Und dann drittens die Dimension des Inhalts: Ethische Grundsätze sind oft Verhaltensgebote. Das Recht formuliert zwar auch Verhaltensregeln, aber es sind oft Minimalvorschriften, also: an was muss man sich gerade noch halten, damit das Zusammenleben erträglich ist. Oder es sind Verbote: Das Strafrecht sagt, was man nicht tun darf (z.B. Körperverletzung). Ethisch geht es viel weiter: Gerade die christlichen Glaubenssätze und das Vorleben von Jesus gebieten ein Maximum: denken Sie an die gebotene Liebe zu den Feinden. Und es sind eher Gebote als Verbote.

Diese Ethik unterscheidet sich also massgebend vom Recht, das der staatliche Gesetzgeber setzt. Dass die Ethik gleichwohl Platz hat im Staat, in der Politik zeigen die Beispiele der Sozialziele. Also Werte, die der Staat auch anstrebt, für welche er sich einzusetzen hat, auch wenn deren Erfüllung nicht einklagbar ist.

Ja, was sagt denn nun die Bibel zum Verhältnis von Ethik und Politik bzw. Recht? Oft wird hier das Wort erwähnt, das Jesus gesagt haben soll, als man ihn fragte, ob es richtig sei, Steuern zu zahlen. Er sagte beim Anblick eine Münze, die das Abbild des Kaiser zeigte: «So gebt dem Kaiser, was dem Kaiser gehört, und Gott, was Gott gehört!» (Matthäus 22, 19-21). Ich möchte hier nicht zu stark interpretieren, aber es wird gesagt, darin sei das Gebot der Trennung von Staat und Kirche gemeint. Aus vielen Predigten, die ich dazu gelesen habe, kommt aber etwas Differenzierteres heraus: «Wenn Jesus sagt: Gebt dem Kaiser, was des Kaisers ist, dann heisst dies also auch: Tragt mit eurer Steuer zum Wohl der Gemeinschaft bei» (aus einer Predigt in Einsiedeln, 11.9.16, Autor unbekannt). Oder nach den Worten von Prof. Dietz Lange: «Dem Staat gehört das Geld, das er in Umlauf bringt, aber nicht die Menschen. Denn das Kaiserbild steht nur auf dem Geld. Wir Menschen aber sind Ebenbilder Gottes, so sagt es die Schöpfungsgeschichte. Wir Menschen gehören Gott. Wir müssen Gott mehr gehorchen als den Menschen.» (Göttinger Predigten im Internet, 2.11.97).
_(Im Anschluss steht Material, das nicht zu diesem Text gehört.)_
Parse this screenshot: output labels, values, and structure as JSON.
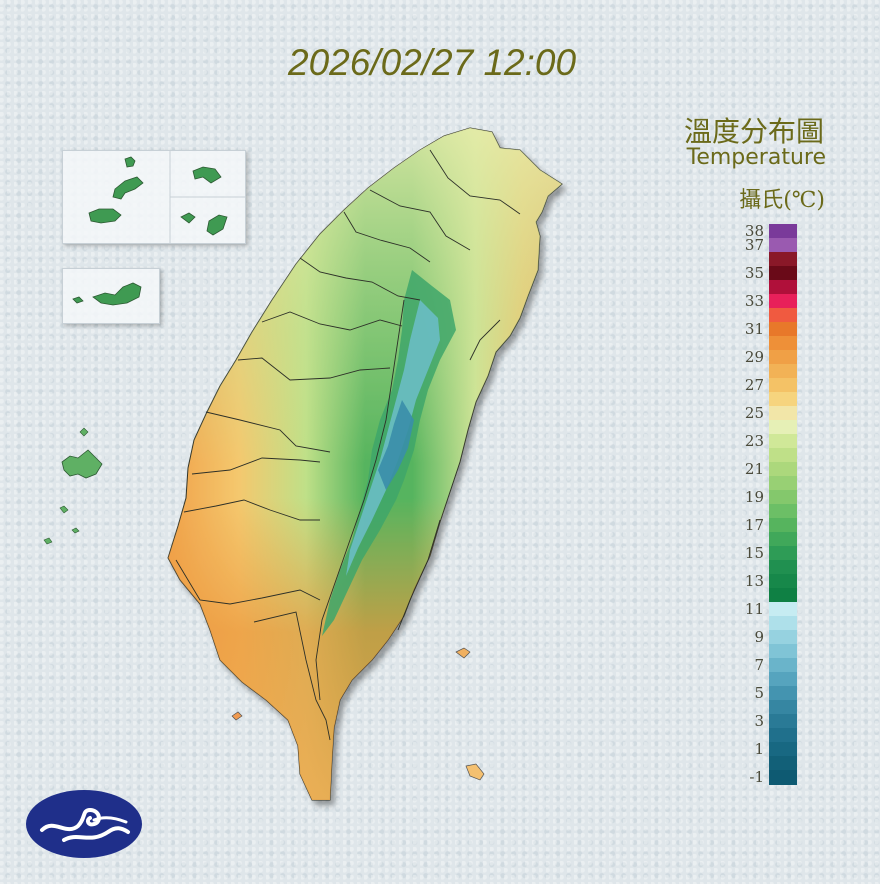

Ich meine, beides hat Platz: Kaiser und Gott, Staat und Kirche, Recht und Glaube, Ethik und Politik. Und oft leben wir auch das Miteinander, wir als Gläubige und Staatsbürger, aber auch Kirche und Staat: So bedienen sich unsere Landeskirchen des Staates, wenn es darum geht, ihre Kirchensteuern einzuziehen. Und der Staat bedient sich der Kirchen, wenn es um die Vereidigung geht, die wir in Zug jeweils nach den Gesamterneuerungswahlen in der St. Oswalds-Kirche abhalten . Oder wenn es um die Segnung bedeutender Bauwerke, wie zum Beispiel des Gotthard-Basistunnels geht.
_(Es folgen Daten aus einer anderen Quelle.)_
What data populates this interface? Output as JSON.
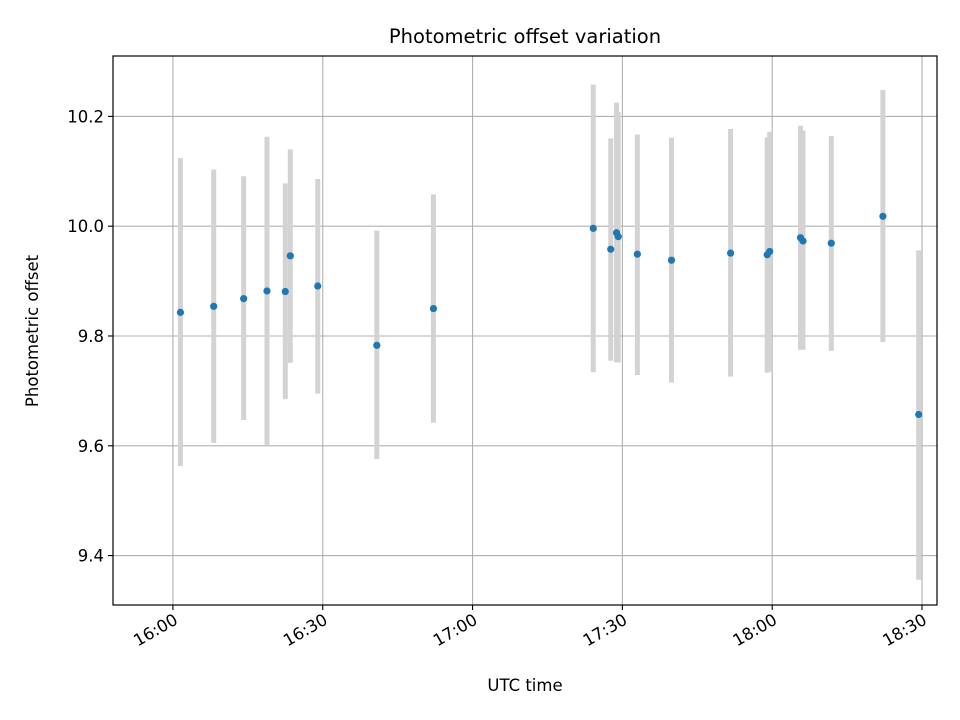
{
  "chart_data": {
    "type": "scatter",
    "title": "Photometric offset variation",
    "xlabel": "UTC time",
    "ylabel": "Photometric offset",
    "xlim": [
      "15:48",
      "18:33"
    ],
    "ylim": [
      9.31,
      10.31
    ],
    "x_ticks": [
      "16:00",
      "16:30",
      "17:00",
      "17:30",
      "18:00",
      "18:30"
    ],
    "y_ticks": [
      "9.4",
      "9.6",
      "9.8",
      "10.0",
      "10.2"
    ],
    "grid": true,
    "point_color": "#1f77b4",
    "errorbar_color": "#d3d3d3",
    "series": [
      {
        "points": [
          {
            "t": "16:01:30",
            "y": 9.843,
            "lo": 9.563,
            "hi": 10.124
          },
          {
            "t": "16:08:10",
            "y": 9.854,
            "lo": 9.605,
            "hi": 10.103
          },
          {
            "t": "16:14:10",
            "y": 9.868,
            "lo": 9.647,
            "hi": 10.091
          },
          {
            "t": "16:18:50",
            "y": 9.882,
            "lo": 9.6,
            "hi": 10.163
          },
          {
            "t": "16:22:30",
            "y": 9.881,
            "lo": 9.685,
            "hi": 10.078
          },
          {
            "t": "16:23:30",
            "y": 9.946,
            "lo": 9.751,
            "hi": 10.14
          },
          {
            "t": "16:29:00",
            "y": 9.891,
            "lo": 9.695,
            "hi": 10.086
          },
          {
            "t": "16:40:50",
            "y": 9.783,
            "lo": 9.576,
            "hi": 9.992
          },
          {
            "t": "16:52:10",
            "y": 9.85,
            "lo": 9.642,
            "hi": 10.058
          },
          {
            "t": "17:24:10",
            "y": 9.996,
            "lo": 9.734,
            "hi": 10.258
          },
          {
            "t": "17:27:40",
            "y": 9.958,
            "lo": 9.755,
            "hi": 10.16
          },
          {
            "t": "17:28:50",
            "y": 9.988,
            "lo": 9.752,
            "hi": 10.225
          },
          {
            "t": "17:29:10",
            "y": 9.981,
            "lo": 9.752,
            "hi": 10.208
          },
          {
            "t": "17:33:00",
            "y": 9.949,
            "lo": 9.729,
            "hi": 10.167
          },
          {
            "t": "17:39:50",
            "y": 9.938,
            "lo": 9.715,
            "hi": 10.161
          },
          {
            "t": "17:51:40",
            "y": 9.951,
            "lo": 9.726,
            "hi": 10.177
          },
          {
            "t": "17:59:00",
            "y": 9.948,
            "lo": 9.733,
            "hi": 10.162
          },
          {
            "t": "17:59:30",
            "y": 9.954,
            "lo": 9.735,
            "hi": 10.172
          },
          {
            "t": "18:05:40",
            "y": 9.979,
            "lo": 9.775,
            "hi": 10.183
          },
          {
            "t": "18:06:10",
            "y": 9.973,
            "lo": 9.775,
            "hi": 10.174
          },
          {
            "t": "18:11:50",
            "y": 9.969,
            "lo": 9.773,
            "hi": 10.164
          },
          {
            "t": "18:22:10",
            "y": 10.018,
            "lo": 9.789,
            "hi": 10.248
          },
          {
            "t": "18:29:20",
            "y": 9.657,
            "lo": 9.356,
            "hi": 9.956
          }
        ]
      }
    ]
  }
}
Ich habe Ihnen noch ein konkretes Beispiel, wie diese Ergänzung, dieses Miteinander spielen kann, ohne das Recht und Ethik gegeneinander ausgespielt werden. Und ein Beispiel, das zeigt, das Ethik eben nicht automatisch Recht ist, ja nicht Recht sein soll. Das Zitat stammt aus einer Debatte im Zuger Kantonsrat vor zehn Jahren. Es ging damals darum, wie der Kanton Zug, wie die Regierung sich gegenüber den in Zug ansässigen Rohstoffunternehmen verhält. Zum Abschluss der Beratung, bei welcher ich die Haltung des Regierungsrates vertrat, sagte ich:
«Es wird immer wieder gefordert, auch der Staat solle von einzelnen Branchen oder generell von der Wirtschaft ethisches oder moralisches Verhalten verlangen. Vor gut einem Jahr hat der Regierungsrat bei der Beantwortung einer anderen Interpellation klipp und klar gesagt, was er erwartet . Er erwartet von den Unternehmen die Einhaltung der internationalen Standards, der Menschenrechte und Umweltnormen; er erwartet einen anständigen Dialog mit der Bevölkerung vor Ort und bei Konflikten eine gewaltfreie Konfliktlösung. Das sind klare Erwartungen. Erwartet man darüber hinaus die Einhaltung ethischer Normen, die über die Gesetzgebung, über die Menschenrechte, über international verankerte Standards hinausgehen, kommt man in einen Bereich, welcher die staatlichen Normen übersteigt. Da muss die Gesellschaft den Finger darauflegen, weshalb es richtig ist, dass kritische Organisationen wie die «Erklärung von Bern» oder das Fastenopfer diese Themen aufnehmen und dabei auch Massstäbe anlegen, welche die staatlichen und internationalen rechtlich verbindlichen Massstäbe übersteigen. Wollte aber der Staat ethische Regeln fixieren, die zudem je nach Ort, Geschichte oder Mentalität einzeln zu definieren wären, dann gäbe es keinen Raum mehr für gesellschaftlich individuelle Ethik. Das aber würde zum totalitären Staat führen, den alle hier ablehnen.» (Regierungsrat Matthias Michel, Protokoll Kantonsrat Zug vom 7. Nov. 2012 zur Interpellation der SP-Fraktion betreffend Massnahmen gegen Missstände in der Rohstoffbranche, Vorlage Nr. 2246.1 – 14321).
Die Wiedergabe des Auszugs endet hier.